Langsam gehe ich um das bett, ohne den blick von dir zu lassen, du verfolgst meinen verlockenden Hüftschwung und die Bewegungen meiner brüsten mit gierigen blicken.
Es ist zeit für eine Steigerung und ich nehme vorerst zwischen deinen gespreizten Schenkeln platz und lecke über die rote, geschwollene Eichel und beginne, deinen Schwanz intensiv zu lutschen, dabei greife ich mit einer hand nach deinen Eiern, massiere die prall gefüllten Kugeln und ziehe sie immer wieder schmerzhaft in die länge, was dich zu anhaltendem stöhnen veranlasst.
Auf meine Anweisung teilst du mir mit, dass du kurz davor bist, zu kommen und sofort lasse ich von deinem Luststab an, um dich dann genüsslich einige male wieder so weit zu bringen. Du fängst an, um Erlösung zu betteln, denn vor Lust und Schmerz verlierst du fast den verstand.
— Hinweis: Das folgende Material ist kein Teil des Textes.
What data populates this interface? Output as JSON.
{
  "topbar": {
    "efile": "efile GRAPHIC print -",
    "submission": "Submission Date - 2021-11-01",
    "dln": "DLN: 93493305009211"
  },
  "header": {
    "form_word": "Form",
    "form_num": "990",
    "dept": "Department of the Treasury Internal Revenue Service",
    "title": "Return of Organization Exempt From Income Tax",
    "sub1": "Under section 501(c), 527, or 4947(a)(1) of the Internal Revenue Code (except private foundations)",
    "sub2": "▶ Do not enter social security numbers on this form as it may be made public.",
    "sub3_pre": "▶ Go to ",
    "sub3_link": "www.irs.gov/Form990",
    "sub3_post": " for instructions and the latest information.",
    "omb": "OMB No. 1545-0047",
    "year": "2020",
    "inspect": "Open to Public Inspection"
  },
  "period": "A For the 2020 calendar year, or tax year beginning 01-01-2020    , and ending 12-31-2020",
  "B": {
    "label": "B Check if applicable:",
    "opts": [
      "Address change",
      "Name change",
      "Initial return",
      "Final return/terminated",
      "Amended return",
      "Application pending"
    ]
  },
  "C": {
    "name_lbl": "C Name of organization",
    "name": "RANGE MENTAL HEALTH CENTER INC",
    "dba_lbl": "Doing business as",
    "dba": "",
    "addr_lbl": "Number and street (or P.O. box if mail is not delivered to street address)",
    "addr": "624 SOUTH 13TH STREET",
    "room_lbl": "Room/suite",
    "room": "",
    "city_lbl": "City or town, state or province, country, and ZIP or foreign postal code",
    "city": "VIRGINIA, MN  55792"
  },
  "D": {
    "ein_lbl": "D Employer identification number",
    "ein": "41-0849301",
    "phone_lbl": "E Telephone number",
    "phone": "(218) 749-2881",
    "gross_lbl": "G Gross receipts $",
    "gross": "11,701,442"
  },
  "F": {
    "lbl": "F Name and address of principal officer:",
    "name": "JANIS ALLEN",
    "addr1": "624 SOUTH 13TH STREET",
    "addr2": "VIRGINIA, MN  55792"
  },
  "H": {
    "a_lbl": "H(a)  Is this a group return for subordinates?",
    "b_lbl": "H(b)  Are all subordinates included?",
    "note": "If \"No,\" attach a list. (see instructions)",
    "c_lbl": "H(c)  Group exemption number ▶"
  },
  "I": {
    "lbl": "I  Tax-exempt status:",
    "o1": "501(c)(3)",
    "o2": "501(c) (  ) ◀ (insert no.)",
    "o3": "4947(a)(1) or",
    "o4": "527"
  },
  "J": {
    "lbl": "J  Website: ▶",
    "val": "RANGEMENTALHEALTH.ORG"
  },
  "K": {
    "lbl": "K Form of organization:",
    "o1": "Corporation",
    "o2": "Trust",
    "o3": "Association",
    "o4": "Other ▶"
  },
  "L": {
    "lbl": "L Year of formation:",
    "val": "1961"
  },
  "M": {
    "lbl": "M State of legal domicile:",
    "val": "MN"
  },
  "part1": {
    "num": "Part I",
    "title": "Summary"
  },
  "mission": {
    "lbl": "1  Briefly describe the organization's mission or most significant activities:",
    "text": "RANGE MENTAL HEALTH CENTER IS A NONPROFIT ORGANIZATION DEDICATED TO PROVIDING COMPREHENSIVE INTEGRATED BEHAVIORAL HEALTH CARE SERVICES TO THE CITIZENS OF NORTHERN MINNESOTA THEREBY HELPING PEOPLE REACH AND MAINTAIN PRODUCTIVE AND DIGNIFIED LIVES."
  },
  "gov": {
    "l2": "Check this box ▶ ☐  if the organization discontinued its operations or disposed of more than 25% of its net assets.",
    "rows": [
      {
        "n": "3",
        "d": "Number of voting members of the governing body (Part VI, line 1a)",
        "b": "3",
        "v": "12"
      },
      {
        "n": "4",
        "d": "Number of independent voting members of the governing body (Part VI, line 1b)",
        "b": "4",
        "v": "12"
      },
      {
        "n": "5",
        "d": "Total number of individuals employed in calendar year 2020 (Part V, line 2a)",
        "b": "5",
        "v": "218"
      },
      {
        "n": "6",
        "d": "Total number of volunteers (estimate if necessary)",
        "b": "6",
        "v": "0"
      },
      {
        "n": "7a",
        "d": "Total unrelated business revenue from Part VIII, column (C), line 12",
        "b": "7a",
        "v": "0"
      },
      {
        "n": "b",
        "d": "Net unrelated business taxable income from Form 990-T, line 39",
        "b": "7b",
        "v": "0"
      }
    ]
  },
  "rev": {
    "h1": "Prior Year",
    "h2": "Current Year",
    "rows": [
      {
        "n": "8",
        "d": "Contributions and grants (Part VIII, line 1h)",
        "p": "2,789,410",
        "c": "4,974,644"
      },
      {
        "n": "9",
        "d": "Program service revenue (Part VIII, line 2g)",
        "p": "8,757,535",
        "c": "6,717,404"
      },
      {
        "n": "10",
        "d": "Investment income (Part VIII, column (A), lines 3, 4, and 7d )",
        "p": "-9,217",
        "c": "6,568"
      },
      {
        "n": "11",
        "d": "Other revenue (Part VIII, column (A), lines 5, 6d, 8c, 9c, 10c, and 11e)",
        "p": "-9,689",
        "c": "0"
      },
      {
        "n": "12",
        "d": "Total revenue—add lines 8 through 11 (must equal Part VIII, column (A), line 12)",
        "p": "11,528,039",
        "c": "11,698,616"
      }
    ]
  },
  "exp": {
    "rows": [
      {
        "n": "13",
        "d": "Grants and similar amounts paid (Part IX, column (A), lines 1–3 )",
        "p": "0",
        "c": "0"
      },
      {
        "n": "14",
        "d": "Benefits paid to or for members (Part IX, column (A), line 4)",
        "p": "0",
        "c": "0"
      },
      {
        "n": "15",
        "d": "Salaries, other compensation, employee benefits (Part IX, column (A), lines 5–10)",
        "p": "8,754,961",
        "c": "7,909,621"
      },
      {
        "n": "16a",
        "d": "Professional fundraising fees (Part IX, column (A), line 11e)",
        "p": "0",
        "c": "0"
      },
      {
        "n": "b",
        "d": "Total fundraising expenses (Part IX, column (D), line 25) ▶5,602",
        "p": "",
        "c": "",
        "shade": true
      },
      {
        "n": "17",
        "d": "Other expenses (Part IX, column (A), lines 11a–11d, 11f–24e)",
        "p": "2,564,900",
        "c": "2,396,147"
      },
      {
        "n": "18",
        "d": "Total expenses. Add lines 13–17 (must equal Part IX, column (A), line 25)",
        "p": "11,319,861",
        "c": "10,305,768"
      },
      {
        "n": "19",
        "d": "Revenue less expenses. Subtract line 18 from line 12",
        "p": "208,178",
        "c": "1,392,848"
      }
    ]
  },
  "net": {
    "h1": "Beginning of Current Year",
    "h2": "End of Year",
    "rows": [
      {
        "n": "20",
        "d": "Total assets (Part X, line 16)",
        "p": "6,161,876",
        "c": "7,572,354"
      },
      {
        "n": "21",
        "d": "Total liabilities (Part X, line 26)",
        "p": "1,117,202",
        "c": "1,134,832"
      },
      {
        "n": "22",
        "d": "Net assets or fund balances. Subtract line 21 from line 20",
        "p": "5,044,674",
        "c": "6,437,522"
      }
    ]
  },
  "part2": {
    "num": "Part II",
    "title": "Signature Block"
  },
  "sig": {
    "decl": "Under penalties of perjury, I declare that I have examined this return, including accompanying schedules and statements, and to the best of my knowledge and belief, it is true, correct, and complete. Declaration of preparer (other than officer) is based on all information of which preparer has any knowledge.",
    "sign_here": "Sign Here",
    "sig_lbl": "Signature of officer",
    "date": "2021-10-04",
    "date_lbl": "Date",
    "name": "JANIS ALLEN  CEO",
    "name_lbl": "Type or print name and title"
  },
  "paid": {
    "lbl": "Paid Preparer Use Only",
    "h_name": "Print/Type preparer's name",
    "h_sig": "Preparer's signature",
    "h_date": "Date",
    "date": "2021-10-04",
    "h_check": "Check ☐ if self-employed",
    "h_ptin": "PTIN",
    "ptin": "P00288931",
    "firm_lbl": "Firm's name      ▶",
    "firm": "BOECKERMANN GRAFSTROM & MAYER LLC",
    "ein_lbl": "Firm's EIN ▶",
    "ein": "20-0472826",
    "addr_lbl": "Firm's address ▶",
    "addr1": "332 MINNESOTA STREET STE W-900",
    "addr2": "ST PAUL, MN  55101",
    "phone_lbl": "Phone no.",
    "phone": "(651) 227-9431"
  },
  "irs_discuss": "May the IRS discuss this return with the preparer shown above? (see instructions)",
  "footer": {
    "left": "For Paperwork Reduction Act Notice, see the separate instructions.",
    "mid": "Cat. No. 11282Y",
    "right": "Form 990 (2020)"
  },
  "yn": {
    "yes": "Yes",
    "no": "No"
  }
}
Diese Erleichterung gönne ich dir jedoch nicht.
Ich löse eine Handfessel und trage dir auf, deinen Schwanz zu wichsen, ohne jedoch die Erleichterung durch den Höhepunkt zuzulassen und setze mich mit meiner pulsierenden, tropfenden Pussy auf den Gesicht, damit du mich mit deiner geschickten Zunge ausgiebig leckst.
Das machst du sehr gut, gierig kommst du meiner Anweisung nach und so dauert es nicht lange, bis ich einen heftigen, lauten Orgasmus erlebe. Dein Gesicht ist nass von meinen köstlichen Saft und ich drücke meine triefende Muschi noch enger auf dein Gesicht und befehle dir, mir nochmals einen so geilen Höhepunkt zu verschaffen.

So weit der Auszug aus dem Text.